Das Geschirr von gestern Abend strömte aus dem Spülbecken, das Baby weinte und das Kleinkind hatte gerade sein Frühstück auf den Boden fallen lassen.
„Ugh. Nicht schon wieder“, seufzte Kari leise.
Sie bückte sich und fegte mit den Fingerspitzen die noch warmen Rühreier vom Linoleumboden zurück auf den Pappteller.
„Neeein!“ Ihr Kleinkind schrie und trat mit den Beinen auf den Boden.
„Ich will thooooooose!’
Im Inneren konnte Kari es spüren. Ein heißes Gefühl in ihrer Brust. Ein Feuer, das zu wachsen drohte.
„Mama, kannst du mir eine Gabel besorgen?“ fragte ihr Vorschulkind.

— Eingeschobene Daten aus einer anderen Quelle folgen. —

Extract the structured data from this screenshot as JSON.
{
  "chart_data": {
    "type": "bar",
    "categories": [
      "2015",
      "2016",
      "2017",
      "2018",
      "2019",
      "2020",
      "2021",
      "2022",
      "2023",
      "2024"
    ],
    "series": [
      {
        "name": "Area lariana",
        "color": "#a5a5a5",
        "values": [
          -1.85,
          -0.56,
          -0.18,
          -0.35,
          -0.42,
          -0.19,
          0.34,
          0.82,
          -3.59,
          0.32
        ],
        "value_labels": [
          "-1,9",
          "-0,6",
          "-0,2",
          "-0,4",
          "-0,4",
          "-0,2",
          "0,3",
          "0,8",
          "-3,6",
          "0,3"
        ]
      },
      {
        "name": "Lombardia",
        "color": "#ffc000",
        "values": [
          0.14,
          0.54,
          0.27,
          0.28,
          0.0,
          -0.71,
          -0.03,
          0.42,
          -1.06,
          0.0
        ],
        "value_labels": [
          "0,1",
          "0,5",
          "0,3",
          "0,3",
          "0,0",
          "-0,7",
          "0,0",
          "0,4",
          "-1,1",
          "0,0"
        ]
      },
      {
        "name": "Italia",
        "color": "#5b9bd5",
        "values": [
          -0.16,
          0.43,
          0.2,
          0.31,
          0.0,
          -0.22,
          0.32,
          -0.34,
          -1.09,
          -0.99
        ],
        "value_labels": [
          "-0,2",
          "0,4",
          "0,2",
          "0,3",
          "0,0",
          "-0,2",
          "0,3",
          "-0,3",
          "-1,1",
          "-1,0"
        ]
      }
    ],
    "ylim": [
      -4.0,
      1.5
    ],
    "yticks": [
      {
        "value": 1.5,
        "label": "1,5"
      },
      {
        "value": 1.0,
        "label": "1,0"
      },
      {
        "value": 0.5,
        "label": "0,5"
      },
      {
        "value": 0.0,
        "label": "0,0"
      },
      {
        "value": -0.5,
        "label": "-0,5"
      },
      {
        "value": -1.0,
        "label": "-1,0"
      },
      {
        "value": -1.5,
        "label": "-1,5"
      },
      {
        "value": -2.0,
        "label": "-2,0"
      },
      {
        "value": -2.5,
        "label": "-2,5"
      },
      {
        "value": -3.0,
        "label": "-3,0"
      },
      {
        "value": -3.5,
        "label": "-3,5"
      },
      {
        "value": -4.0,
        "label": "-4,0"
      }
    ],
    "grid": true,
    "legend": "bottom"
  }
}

„Im Moment nicht. Moment mal.“
„Oh nein, ich habe gerade meine Milch fallen lassen!“
Und drinnen wurde das Feuer heißer.
Atmen Sie tief durch.
Das Weinen und Jammern und die Bitten und Bedürfnisse. So viele Bedürfnisse. Ständig.
Und mit jeder weinerlichen Silbe war es, als würden ihre Töchter Feuerzeugflüssigkeit auf ein Feuer in ihrer Brust drücken. Ein Feuer, das sich ausbreitete. Langsam und leise.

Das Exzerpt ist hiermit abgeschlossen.